Codex And Claw Comparison

Extension Concern Codex Claw
Configuration Broad runtime config shared by TUI, exec, app server, tools, sandboxing CLI-centered config with model, permissions, prompt sections, plugins, MCP, skills
Plugins Present in newer runtime and product surfaces First-class CLI plugin management and runtime tool definitions
MCP Client/server and resource/tool surfaces MCP server manager, resources, auth, and tool exposure
Skills Integrated into prompt/tool context Skill listing, install, invocation, and tool-like surfaces
Permission boundary Approval and sandbox orchestration Permission policy and enforcer
Prompt boundary Runtime context and model-visible schemas Modular prompt builder with config and project memory sections

Practical Design Rules

  • Resolve configuration before building tools.
  • Track provenance for important config values.
  • Keep extension prompt text concise.
  • Normalize MCP and plugin tools into the same registry shape as built-ins.
  • Never let extension tools bypass permissions.
  • Emit load failures as diagnostics, not model-visible broken tools.
  • Treat skills as workflows with clear triggers, not vague prompt bundles.

Minimal End-To-End Flow

async def start_agent_with_extensions(workspace, cli):
    config = resolve_configuration(workspace, cli)
    extension_context = build_extension_context(workspace, cli)
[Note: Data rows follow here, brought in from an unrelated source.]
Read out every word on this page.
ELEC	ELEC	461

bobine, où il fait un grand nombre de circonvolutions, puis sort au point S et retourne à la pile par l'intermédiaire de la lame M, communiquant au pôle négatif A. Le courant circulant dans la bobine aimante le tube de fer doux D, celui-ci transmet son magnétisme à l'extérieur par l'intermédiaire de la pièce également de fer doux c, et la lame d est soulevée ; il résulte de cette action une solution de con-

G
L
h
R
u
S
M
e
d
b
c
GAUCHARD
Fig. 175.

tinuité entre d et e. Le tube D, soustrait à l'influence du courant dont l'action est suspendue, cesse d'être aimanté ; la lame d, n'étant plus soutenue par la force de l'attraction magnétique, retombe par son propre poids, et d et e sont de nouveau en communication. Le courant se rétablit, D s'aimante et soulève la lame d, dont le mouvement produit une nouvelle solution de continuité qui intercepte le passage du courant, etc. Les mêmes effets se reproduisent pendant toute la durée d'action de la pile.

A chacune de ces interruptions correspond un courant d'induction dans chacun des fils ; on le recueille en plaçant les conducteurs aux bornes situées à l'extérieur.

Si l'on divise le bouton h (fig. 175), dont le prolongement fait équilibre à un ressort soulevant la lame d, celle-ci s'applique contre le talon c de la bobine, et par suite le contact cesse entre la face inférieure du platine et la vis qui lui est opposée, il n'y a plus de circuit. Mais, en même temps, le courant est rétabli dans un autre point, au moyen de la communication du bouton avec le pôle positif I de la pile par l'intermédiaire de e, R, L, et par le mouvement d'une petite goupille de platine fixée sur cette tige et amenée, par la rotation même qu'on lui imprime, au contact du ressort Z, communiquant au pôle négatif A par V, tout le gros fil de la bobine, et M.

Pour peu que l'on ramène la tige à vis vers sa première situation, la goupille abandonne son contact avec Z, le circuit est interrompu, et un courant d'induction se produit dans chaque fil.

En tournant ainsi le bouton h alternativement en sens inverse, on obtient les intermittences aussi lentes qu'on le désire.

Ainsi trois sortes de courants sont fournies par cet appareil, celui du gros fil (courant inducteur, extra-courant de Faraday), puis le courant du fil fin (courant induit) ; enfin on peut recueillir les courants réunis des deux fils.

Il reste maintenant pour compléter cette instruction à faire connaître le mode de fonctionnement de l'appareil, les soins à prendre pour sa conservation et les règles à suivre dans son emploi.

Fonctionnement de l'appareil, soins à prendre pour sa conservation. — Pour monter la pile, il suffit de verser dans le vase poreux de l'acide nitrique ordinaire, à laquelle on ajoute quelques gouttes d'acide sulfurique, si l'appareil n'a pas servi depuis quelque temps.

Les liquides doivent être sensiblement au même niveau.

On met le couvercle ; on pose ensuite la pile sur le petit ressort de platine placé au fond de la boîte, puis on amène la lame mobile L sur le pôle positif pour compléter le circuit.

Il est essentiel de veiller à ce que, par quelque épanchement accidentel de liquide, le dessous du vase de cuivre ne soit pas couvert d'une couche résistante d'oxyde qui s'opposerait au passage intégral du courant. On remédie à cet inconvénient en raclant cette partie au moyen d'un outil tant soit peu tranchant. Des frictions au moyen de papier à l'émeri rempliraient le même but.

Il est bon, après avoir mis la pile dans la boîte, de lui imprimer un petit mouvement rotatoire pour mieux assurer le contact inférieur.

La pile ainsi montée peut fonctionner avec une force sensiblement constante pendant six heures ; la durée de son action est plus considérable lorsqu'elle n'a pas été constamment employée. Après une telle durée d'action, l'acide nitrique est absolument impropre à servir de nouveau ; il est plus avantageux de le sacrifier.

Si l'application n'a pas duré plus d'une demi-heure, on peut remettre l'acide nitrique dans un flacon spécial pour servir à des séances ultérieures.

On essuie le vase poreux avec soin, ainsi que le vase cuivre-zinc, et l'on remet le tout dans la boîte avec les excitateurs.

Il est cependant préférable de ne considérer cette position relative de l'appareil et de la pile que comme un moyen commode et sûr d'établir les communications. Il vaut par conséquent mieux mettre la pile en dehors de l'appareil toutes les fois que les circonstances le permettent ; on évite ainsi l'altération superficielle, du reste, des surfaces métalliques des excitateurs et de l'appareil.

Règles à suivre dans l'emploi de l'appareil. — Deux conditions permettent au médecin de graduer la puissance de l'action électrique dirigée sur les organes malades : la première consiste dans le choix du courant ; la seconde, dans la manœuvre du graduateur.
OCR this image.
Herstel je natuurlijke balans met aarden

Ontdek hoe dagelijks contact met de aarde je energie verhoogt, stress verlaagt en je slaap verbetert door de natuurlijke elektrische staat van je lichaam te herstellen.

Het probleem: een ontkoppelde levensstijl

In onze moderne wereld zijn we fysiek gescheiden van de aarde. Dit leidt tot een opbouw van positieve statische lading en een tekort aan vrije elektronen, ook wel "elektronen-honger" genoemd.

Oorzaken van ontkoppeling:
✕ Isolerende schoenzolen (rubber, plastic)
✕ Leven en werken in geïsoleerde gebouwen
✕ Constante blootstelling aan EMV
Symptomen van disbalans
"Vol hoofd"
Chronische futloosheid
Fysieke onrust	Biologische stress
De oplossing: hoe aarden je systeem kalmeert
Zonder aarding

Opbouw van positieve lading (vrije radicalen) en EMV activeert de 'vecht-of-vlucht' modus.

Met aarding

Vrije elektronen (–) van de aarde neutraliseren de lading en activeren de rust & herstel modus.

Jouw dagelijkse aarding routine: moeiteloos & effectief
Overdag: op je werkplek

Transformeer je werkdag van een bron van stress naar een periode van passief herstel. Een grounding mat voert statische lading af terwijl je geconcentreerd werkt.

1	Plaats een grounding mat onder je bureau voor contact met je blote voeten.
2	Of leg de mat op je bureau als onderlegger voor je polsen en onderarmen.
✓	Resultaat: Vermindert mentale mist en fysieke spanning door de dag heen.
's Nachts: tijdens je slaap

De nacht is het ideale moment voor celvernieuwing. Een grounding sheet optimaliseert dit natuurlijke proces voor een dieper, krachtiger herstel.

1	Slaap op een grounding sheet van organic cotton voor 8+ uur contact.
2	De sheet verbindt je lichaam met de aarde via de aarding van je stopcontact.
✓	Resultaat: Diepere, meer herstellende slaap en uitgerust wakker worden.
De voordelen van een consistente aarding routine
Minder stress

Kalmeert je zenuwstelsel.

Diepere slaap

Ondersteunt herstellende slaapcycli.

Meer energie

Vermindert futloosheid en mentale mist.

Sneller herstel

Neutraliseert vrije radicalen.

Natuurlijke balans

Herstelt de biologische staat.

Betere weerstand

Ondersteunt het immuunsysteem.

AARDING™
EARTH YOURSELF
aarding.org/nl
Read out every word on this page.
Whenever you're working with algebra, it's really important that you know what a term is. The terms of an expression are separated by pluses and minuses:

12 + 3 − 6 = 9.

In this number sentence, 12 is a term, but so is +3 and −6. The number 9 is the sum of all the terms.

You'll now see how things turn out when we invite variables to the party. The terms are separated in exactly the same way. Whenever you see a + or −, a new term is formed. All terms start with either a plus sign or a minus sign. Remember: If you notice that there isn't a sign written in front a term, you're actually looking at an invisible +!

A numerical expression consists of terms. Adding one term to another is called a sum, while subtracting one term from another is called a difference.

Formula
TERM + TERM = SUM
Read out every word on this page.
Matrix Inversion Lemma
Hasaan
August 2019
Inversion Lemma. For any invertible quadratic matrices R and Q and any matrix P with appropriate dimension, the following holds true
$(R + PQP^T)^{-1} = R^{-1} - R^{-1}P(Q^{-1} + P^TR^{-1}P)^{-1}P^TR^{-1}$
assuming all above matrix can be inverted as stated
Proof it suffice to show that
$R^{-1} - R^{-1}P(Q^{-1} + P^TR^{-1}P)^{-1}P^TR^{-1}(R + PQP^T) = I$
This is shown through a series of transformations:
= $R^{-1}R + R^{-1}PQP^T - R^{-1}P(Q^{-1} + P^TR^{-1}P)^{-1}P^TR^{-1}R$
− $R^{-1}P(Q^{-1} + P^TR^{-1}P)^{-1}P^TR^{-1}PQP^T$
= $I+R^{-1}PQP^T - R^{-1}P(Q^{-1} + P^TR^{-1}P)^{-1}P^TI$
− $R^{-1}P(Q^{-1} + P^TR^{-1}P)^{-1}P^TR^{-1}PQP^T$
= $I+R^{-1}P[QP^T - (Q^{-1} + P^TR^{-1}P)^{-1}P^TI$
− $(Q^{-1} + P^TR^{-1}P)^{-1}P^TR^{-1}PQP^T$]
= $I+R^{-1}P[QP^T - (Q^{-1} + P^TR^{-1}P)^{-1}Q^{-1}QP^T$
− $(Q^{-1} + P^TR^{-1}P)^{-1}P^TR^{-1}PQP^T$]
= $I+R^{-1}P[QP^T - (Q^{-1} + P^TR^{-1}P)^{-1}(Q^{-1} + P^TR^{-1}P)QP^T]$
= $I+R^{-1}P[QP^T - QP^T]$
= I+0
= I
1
    prompt = build_prompt(
        base_instructions=config.base_instructions,
        project_memory=load_project_memory(workspace),
        extension_context=extension_context.prompt_context,
    )

    registry = ToolRegistry()
    register_builtin_tools(registry, config)
    register_extension_tools(registry, extension_context)

    runtime = AgentRuntime(
        config=config,
        prompt=prompt,
        tools=registry,
        permission_policy=build_permission_policy(config),
    )

    return runtime

This is the clean mental model: configuration shapes the runtime, extensions add capabilities, the prompt tells the model what exists, the registry executes tools, and permissions constrain every action.